From Dean Dowd on September 24, 2010 in General Remodel
Delicious frozen cookie dough isn’t the only sweet thing that Otis Spunkmeyer founder Kenneth Rawlings is offering to the world. His Tudor-style home in Northern California, designed by architect Albert Farr and built by Piedmont architect Axel Cederborg in 1931, showed for the first time to 160 people in last week’s inaugural open house.
The home offers a room for every occasion, including a ballroom, and unparalleled views of San Francisco’s bay area. Originally sold in 1931 for $47,178, the half-acre property recently hit the market with a $12 million listing.
After experiencing the mansion in its original condition for 10 years, Ken Rawlings hired architect Fred Karren to remodel the estate. Rawlings was amazed that Cederborg was able to construct such a building with early 20th-century tools. Its tough to find homes that have genuinely stood the test of time like this one, Rawlings says.

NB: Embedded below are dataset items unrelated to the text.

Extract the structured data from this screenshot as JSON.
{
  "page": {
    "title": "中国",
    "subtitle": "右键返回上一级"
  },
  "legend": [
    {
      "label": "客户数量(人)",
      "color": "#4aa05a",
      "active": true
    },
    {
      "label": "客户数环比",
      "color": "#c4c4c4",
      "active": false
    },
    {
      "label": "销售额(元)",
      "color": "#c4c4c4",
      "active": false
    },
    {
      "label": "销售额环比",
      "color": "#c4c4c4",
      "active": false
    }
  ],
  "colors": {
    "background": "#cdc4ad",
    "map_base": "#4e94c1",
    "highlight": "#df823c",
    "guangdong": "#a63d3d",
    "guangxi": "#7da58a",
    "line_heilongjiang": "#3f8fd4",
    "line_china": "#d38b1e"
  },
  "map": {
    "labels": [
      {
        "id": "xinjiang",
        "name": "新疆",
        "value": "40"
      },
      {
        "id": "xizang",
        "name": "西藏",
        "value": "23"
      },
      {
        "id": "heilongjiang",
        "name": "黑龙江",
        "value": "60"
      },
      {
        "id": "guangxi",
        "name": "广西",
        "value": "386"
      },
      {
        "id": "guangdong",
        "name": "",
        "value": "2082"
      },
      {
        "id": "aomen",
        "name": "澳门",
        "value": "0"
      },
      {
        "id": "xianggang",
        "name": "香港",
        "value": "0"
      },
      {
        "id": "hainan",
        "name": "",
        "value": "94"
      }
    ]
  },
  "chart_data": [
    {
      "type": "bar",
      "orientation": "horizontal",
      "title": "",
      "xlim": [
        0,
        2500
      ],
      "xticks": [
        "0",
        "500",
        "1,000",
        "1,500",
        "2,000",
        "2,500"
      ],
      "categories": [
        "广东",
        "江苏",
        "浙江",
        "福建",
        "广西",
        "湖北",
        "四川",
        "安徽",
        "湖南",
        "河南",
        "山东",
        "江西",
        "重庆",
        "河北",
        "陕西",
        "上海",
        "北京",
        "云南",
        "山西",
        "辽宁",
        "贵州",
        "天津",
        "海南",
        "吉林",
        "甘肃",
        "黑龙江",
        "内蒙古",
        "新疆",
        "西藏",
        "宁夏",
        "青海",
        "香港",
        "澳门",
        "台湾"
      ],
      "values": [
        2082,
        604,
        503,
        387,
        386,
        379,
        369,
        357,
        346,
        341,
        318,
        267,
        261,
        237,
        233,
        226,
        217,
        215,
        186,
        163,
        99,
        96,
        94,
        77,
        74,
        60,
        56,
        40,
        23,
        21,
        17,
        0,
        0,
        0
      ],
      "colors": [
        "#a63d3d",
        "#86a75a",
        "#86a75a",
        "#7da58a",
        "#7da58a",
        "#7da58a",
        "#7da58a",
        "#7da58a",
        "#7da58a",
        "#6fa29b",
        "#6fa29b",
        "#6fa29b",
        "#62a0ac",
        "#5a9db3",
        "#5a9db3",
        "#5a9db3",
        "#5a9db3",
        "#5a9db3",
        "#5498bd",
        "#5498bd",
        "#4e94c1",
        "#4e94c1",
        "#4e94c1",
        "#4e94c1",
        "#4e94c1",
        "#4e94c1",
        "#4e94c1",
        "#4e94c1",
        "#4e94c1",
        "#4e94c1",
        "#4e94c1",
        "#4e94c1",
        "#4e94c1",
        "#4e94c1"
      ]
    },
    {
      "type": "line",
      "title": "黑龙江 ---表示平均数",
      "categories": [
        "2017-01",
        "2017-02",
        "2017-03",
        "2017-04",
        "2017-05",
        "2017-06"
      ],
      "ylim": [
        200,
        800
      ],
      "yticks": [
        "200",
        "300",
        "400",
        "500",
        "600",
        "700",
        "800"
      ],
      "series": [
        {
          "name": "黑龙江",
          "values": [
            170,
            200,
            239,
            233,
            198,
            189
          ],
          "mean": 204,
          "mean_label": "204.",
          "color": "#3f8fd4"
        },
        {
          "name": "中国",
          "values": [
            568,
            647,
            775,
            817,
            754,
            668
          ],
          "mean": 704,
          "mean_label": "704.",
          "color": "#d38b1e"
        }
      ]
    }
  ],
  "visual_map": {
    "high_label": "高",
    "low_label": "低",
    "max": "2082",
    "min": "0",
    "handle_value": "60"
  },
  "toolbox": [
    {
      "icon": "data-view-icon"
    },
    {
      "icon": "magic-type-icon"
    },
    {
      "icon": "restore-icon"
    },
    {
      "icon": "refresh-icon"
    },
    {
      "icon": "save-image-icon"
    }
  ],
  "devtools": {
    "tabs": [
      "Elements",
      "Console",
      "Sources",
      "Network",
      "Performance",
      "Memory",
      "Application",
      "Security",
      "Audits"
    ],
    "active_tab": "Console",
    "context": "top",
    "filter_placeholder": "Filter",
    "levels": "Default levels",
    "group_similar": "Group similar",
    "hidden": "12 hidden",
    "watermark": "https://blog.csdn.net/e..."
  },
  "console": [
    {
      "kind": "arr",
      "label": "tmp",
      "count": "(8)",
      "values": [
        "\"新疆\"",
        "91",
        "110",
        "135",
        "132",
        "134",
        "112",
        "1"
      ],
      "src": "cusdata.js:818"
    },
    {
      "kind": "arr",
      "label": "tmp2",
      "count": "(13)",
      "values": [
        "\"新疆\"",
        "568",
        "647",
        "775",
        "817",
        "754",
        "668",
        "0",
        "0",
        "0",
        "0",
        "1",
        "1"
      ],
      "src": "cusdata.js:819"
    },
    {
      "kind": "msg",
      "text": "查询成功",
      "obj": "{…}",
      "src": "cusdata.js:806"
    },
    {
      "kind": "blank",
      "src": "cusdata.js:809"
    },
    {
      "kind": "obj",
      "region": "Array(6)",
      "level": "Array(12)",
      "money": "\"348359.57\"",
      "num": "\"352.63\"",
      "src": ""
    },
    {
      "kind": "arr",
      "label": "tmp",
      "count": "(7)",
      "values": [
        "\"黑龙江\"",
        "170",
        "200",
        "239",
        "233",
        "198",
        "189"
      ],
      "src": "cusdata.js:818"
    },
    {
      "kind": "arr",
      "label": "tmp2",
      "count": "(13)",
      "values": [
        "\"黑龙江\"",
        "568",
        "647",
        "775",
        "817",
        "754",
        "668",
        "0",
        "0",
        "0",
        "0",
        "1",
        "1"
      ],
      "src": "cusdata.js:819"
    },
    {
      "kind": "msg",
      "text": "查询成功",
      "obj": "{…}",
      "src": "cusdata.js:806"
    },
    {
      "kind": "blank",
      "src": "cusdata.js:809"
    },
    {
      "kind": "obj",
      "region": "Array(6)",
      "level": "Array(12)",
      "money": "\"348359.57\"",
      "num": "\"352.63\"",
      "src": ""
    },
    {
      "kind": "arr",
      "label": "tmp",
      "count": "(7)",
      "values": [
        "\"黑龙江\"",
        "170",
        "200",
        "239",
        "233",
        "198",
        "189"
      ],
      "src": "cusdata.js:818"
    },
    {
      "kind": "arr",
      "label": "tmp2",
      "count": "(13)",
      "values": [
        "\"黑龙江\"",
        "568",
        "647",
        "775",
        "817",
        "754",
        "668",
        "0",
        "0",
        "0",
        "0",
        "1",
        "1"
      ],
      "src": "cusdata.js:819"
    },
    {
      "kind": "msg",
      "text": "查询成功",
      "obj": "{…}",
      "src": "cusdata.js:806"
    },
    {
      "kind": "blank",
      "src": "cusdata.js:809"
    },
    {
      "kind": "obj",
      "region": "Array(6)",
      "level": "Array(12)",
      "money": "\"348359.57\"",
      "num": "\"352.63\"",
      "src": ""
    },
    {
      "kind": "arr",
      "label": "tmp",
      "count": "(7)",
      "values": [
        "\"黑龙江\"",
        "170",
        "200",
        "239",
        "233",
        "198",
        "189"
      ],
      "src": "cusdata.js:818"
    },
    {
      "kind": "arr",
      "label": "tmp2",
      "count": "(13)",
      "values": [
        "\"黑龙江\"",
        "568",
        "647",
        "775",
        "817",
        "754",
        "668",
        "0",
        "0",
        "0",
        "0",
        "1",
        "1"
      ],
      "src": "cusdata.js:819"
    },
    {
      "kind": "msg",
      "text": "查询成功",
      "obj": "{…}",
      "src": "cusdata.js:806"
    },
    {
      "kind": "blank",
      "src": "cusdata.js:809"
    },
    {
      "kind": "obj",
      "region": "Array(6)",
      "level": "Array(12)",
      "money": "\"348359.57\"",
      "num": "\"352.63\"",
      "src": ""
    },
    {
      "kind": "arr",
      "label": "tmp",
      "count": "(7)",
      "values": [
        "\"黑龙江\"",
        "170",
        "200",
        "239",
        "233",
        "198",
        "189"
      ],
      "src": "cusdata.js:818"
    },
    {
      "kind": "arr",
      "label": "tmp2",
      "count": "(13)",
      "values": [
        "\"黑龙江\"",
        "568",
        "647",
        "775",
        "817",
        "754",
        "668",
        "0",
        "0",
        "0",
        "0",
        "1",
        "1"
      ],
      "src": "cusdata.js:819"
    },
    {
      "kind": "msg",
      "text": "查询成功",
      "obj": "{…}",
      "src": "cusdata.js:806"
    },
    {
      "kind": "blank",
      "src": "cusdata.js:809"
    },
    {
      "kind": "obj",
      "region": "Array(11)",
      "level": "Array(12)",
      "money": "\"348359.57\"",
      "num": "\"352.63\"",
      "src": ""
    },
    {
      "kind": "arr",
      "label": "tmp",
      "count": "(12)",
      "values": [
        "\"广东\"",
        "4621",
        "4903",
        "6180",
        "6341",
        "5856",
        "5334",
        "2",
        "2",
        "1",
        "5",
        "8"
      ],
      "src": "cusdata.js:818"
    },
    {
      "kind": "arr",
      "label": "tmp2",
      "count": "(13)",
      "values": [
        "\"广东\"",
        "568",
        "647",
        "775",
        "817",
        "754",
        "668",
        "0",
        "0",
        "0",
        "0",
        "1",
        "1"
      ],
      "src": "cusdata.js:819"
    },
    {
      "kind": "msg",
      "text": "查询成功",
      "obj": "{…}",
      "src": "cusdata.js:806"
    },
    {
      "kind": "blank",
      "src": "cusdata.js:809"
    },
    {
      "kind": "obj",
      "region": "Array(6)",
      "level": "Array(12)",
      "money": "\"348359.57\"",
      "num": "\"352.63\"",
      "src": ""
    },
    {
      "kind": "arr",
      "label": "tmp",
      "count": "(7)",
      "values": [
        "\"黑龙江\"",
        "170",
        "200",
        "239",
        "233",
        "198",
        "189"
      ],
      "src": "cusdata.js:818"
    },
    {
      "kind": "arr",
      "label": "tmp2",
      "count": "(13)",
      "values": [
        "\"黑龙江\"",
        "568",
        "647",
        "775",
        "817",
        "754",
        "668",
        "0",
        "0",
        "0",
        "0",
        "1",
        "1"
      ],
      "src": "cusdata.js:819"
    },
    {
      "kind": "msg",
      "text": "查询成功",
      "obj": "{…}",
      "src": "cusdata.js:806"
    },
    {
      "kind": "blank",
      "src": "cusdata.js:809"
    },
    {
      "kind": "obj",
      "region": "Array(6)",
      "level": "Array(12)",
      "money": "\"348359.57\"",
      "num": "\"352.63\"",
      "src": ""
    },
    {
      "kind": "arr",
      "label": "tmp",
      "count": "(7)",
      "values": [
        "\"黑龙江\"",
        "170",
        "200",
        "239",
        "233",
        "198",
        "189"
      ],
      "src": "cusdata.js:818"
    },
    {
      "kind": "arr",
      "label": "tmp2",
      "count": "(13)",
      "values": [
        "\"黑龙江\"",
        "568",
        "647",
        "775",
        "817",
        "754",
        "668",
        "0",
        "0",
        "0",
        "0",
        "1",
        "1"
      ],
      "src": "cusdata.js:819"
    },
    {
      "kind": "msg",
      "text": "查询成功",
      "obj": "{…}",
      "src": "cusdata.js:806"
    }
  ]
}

Renovations included knocking out a lot of walls to change the interior from its period-style compartmentalized spaces to an open, more expansive layout. They even took out an elevator in their way to open up the spacious home.
The modernized layout now includes a billiard room, media room and full bar, and Rawlings office overlooks Lake Merritt. Yet much of the 1930s feel has deliberately been preserved. The size and history of the home, as well as the high profile of its owner, have made this an item of much local interest.